British adventurer Hamish Harding and father and son Shahzada and Suleman Dawood died alongside OceanGate Expeditions’ chief executive Stockton Rush and Frenchman Paul-Henri Nargeolet when the submersible imploded en route to the site of the Titanic wreck in June 2023.
Mr Dawood was a London-based businessman and adviser to the King’s charity Prince’s Trust International, with a focus on its work in Pakistan. His 19-year-old son was a student at the University of Strathclyde in Glasgow.
Ms Rojas’ testimony began with a different tone than some of the earlier witnesses, who described the company as troubled from the top down and focused more on profit than science or safety.
“I was learning a lot and working with amazing people,” Ms Rojas said.
“Some of those people are very hard working individuals that were just trying to make dream come true.”
Ms Rojas also said she felt the company was sufficiently transparent during the run-up to the Titanic dive. Her evidence was emotional at times, with the coast guard panel proposing a brief break at one point so she could collect herself.
“I knew what I was doing was very risky. I never at any point felt unsafe by the operation,” she said.
Earlier this month, the coast guard opened a public hearing that is part of a high-level investigation into the cause of the implosion.
The public hearing began on September 16 and some of the testimony has focused on problems the company had prior to the fatal 2023 dive.
During the hearing, former OceanGate operations director David Lochridge said he frequently clashed with Mr Rush and felt the company was committed only to making money.
“The whole idea behind the company was to make money,” Mr Lochridge said. “There was very little in the way of science.”

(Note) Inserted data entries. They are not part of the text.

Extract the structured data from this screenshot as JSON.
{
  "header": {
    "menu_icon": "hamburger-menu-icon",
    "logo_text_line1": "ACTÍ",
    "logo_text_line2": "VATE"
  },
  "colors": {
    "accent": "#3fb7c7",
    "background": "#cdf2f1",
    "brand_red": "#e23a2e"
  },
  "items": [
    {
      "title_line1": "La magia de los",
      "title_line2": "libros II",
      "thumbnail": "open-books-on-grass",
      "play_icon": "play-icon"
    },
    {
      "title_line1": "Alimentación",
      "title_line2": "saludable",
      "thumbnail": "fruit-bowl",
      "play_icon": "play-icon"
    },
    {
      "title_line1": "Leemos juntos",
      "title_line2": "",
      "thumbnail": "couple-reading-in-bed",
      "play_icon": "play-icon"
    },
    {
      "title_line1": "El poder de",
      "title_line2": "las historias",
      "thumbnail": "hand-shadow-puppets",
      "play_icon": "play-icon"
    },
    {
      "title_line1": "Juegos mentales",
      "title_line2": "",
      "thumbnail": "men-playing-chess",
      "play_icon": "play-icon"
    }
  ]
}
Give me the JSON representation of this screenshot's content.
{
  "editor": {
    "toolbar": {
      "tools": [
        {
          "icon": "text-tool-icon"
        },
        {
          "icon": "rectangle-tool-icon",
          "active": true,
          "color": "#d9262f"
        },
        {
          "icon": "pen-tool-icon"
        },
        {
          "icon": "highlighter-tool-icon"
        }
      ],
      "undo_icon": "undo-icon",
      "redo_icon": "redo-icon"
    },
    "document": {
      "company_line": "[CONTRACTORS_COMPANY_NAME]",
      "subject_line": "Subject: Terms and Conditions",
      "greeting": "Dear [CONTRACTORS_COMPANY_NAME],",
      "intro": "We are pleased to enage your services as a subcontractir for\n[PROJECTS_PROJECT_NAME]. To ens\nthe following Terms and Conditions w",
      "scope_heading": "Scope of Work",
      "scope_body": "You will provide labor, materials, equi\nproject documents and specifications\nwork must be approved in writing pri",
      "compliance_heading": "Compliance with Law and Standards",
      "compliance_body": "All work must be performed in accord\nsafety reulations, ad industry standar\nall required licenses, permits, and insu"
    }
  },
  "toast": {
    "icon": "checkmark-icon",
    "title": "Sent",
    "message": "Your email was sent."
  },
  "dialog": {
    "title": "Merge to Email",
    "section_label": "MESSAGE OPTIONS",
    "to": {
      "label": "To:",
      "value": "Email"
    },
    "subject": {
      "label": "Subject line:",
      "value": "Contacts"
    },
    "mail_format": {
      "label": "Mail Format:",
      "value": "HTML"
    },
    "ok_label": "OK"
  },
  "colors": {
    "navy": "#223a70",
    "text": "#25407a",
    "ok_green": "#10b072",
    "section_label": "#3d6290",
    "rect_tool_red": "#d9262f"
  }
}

Also expected to give evidence on Thursday is former OceanGate scientific director Steven Ross.
The hearing is expected to run through to Friday with more witnesses still to come and resume next week.
Mr Lochridge and other witnesses have painted a picture of a company led by people who were impatient to get the unconventionally designed craft into the water.

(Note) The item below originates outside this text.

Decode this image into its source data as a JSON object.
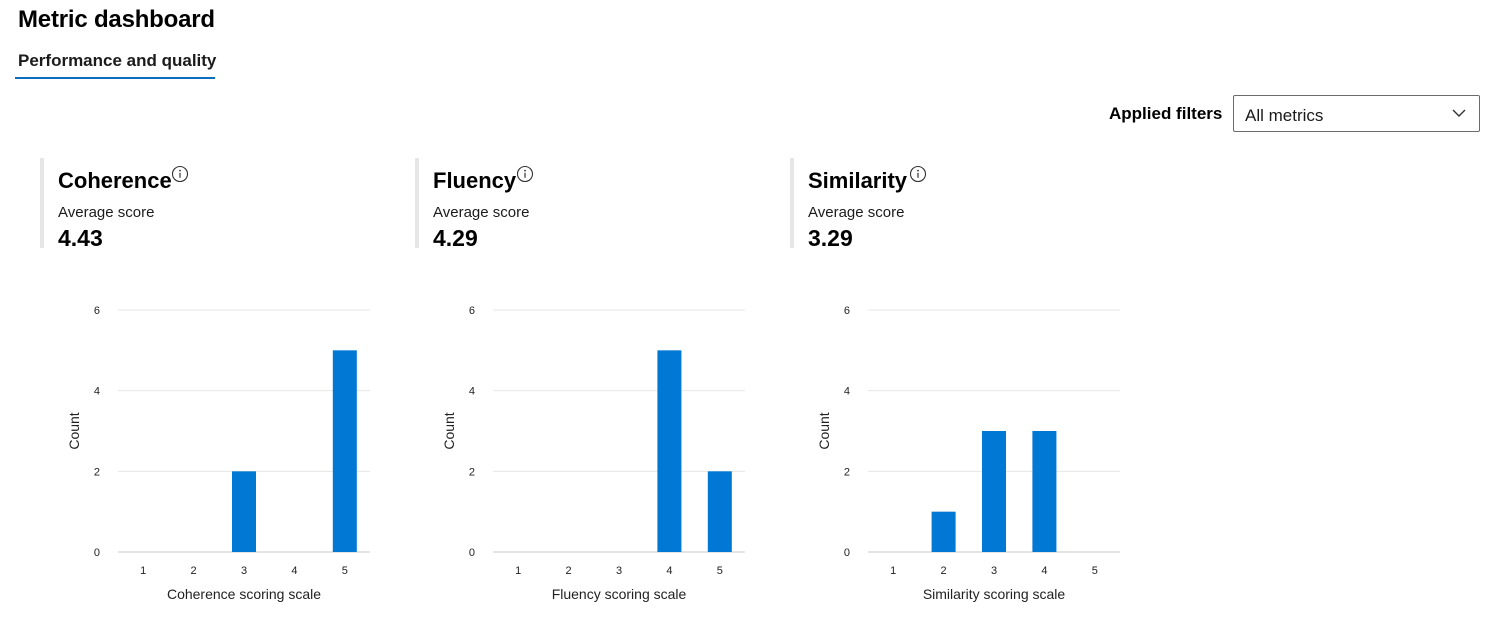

The deadly accident set off a worldwide debate about the future of private undersea exploration.
Coast guard officials noted at the start of the hearing that the submersible had not been independently reviewed, as is standard practice.
That and Titan’s unusual design subjected it to scrutiny in the undersea exploration community.

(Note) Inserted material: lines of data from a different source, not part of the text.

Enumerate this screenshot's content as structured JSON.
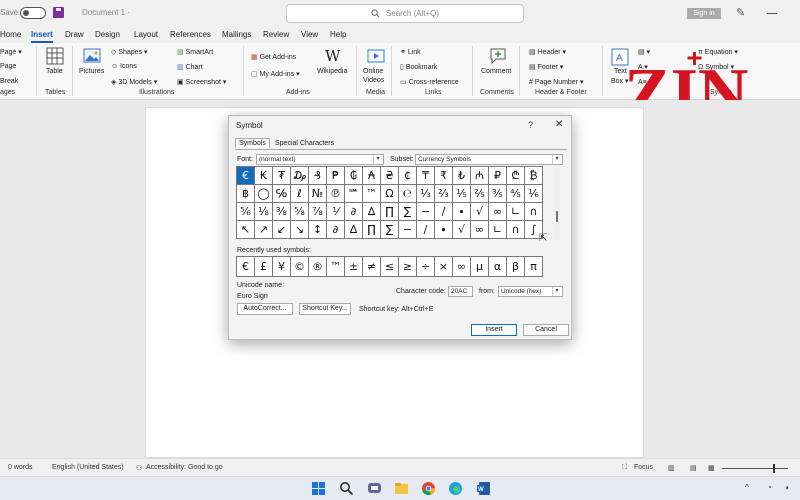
{
  "titlebar": {
    "autosave": "Save",
    "document": "Document 1  ·",
    "search_placeholder": "Search (Alt+Q)",
    "signin": "Sign in"
  },
  "menu": {
    "tabs": [
      "Home",
      "Insert",
      "Draw",
      "Design",
      "Layout",
      "References",
      "Mailings",
      "Review",
      "View",
      "Help"
    ],
    "active": "Insert"
  },
  "ribbon": {
    "pages": [
      "Page ▾",
      "Page",
      "Break"
    ],
    "pages_group": "ages",
    "table": "Table",
    "table_group": "Tables",
    "pictures": "Pictures",
    "shapes": "Shapes ▾",
    "icons": "Icons",
    "models": "3D Models ▾",
    "smartart": "SmartArt",
    "chart": "Chart",
    "screenshot": "Screenshot ▾",
    "illustrations_group": "Illustrations",
    "get_addins": "Get Add-ins",
    "my_addins": "My Add-ins ▾",
    "wikipedia": "Wikipedia",
    "addins_group": "Add-ins",
    "online_videos": [
      "Online",
      "Videos"
    ],
    "media_group": "Media",
    "link": "Link",
    "bookmark": "Bookmark",
    "crossref": "Cross-reference",
    "links_group": "Links",
    "comment": "Comment",
    "comments_group": "Comments",
    "header": "Header ▾",
    "footer": "Footer ▾",
    "pagenum": "Page Number ▾",
    "hf_group": "Header & Footer",
    "textbox": [
      "Text",
      "Box ▾"
    ],
    "equation": "Equation ▾",
    "symbol": "Symbol ▾",
    "symbols_group": "Symbo"
  },
  "dialog": {
    "title": "Symbol",
    "help": "?",
    "close": "✕",
    "tab_symbols": "Symbols",
    "tab_special": "Special Characters",
    "font_label": "Font:",
    "font_value": "(normal text)",
    "subset_label": "Subset:",
    "subset_value": "Currency Symbols",
    "symbols": [
      "€",
      "₭",
      "₮",
      "₯",
      "₰",
      "₱",
      "₲",
      "₳",
      "₴",
      "₵",
      "₸",
      "₹",
      "₺",
      "₼",
      "₽",
      "₾",
      "₿",
      "฿",
      "◯",
      "℅",
      "ℓ",
      "№",
      "℗",
      "℠",
      "™",
      "Ω",
      "℮",
      "⅓",
      "⅔",
      "⅕",
      "⅖",
      "⅗",
      "⅘",
      "⅙",
      "⅚",
      "⅛",
      "⅜",
      "⅝",
      "⅞",
      "⅟",
      "∂",
      "∆",
      "∏",
      "∑",
      "−",
      "∕",
      "∙",
      "√",
      "∞",
      "∟",
      "∩",
      "↖",
      "↗",
      "↙",
      "↘",
      "↕",
      "∂",
      "∆",
      "∏",
      "∑",
      "−",
      "∕",
      "∙",
      "√",
      "∞",
      "∟",
      "∩",
      "∫"
    ],
    "selected_index": 0,
    "recent_label": "Recently used symbols:",
    "recent": [
      "€",
      "£",
      "¥",
      "©",
      "®",
      "™",
      "±",
      "≠",
      "≤",
      "≥",
      "÷",
      "×",
      "∞",
      "µ",
      "α",
      "β",
      "π"
    ],
    "unicode_name_label": "Unicode name:",
    "unicode_name": "Euro Sign",
    "char_code_label": "Character code:",
    "char_code": "20AC",
    "from_label": "from:",
    "from_value": "Unicode (hex)",
    "autocorrect": "AutoCorrect...",
    "shortcut_key": "Shortcut Key...",
    "shortcut_text": "Shortcut key: Alt+Ctrl+E",
    "insert": "Insert",
    "cancel": "Cancel"
  },
  "status": {
    "words": "0 words",
    "language": "English (United States)",
    "accessibility": "Accessibility: Good to go",
    "focus": "Focus"
  },
  "logo": {
    "text": "ZIN",
    "color": "#d6141f"
  }
}
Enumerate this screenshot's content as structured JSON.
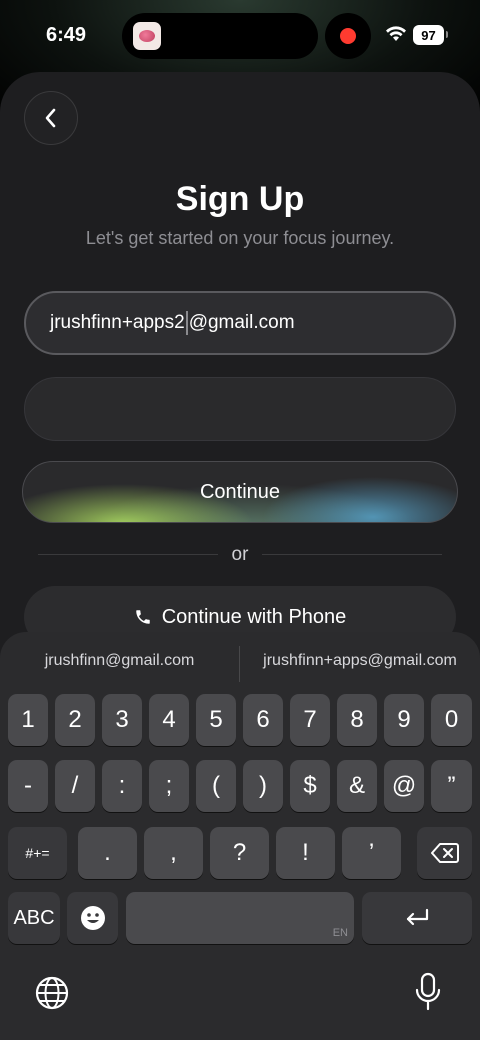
{
  "status_bar": {
    "time": "6:49",
    "battery": "97"
  },
  "page": {
    "title": "Sign Up",
    "subtitle": "Let's get started on your focus journey.",
    "email_before_caret": "jrushfinn+apps2",
    "email_after_caret": "@gmail.com",
    "password_value": "",
    "continue_label": "Continue",
    "or_label": "or",
    "phone_label": "Continue with Phone"
  },
  "keyboard": {
    "suggestions": [
      "jrushfinn@gmail.com",
      "jrushfinn+apps@gmail.com"
    ],
    "row1": [
      "1",
      "2",
      "3",
      "4",
      "5",
      "6",
      "7",
      "8",
      "9",
      "0"
    ],
    "row2": [
      "-",
      "/",
      ":",
      ";",
      "(",
      ")",
      "$",
      "&",
      "@",
      "”"
    ],
    "row3": [
      ".",
      ",",
      "?",
      "!",
      "’"
    ],
    "symbols_key": "#+=",
    "abc_key": "ABC",
    "space_lang": "EN"
  },
  "icons": {
    "back": "chevron-left-icon",
    "phone": "phone-icon",
    "delete": "delete-left-icon",
    "return": "return-icon",
    "emoji": "emoji-icon",
    "globe": "globe-icon",
    "mic": "microphone-icon",
    "wifi": "wifi-icon"
  },
  "colors": {
    "background": "#1e1e20",
    "keyboard": "#2b2b2d",
    "key": "#4a4a4d",
    "record": "#ff3b30"
  }
}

OceanGate, based in Washington state, suspended its operations after the implosion.
The company has no full-time employees currently, but has been represented by an attorney during the hearing.
During the submersible’s final dive on June 18, 2023, the crew lost contact after an exchange of texts about the Titan’s depth and weight as it descended.
The support ship Polar Prince then sent repeated messages asking if the Titan could still see the ship on its onboard display.
One of the last messages from Titan’s crew to Polar Prince before the submersible imploded stated “all good here”, according to a visual recreation presented earlier in the hearing.
When the submersible was reported missing, rescuers rushed ships, planes and other equipment to an area about 435 miles south of St John’s, Newfoundland.
Four days later, wreckage of the Titan was subsequently found on the ocean floor about 330 yards (300 metres) off the bow of the Titanic, coast guard officials said.
Nobody on board survived.
OceanGate said it has been fully co-operating with the coast guard and NTSB investigations since they began.
The Titan had been making voyages to the Titanic wreckage site going back to 2021.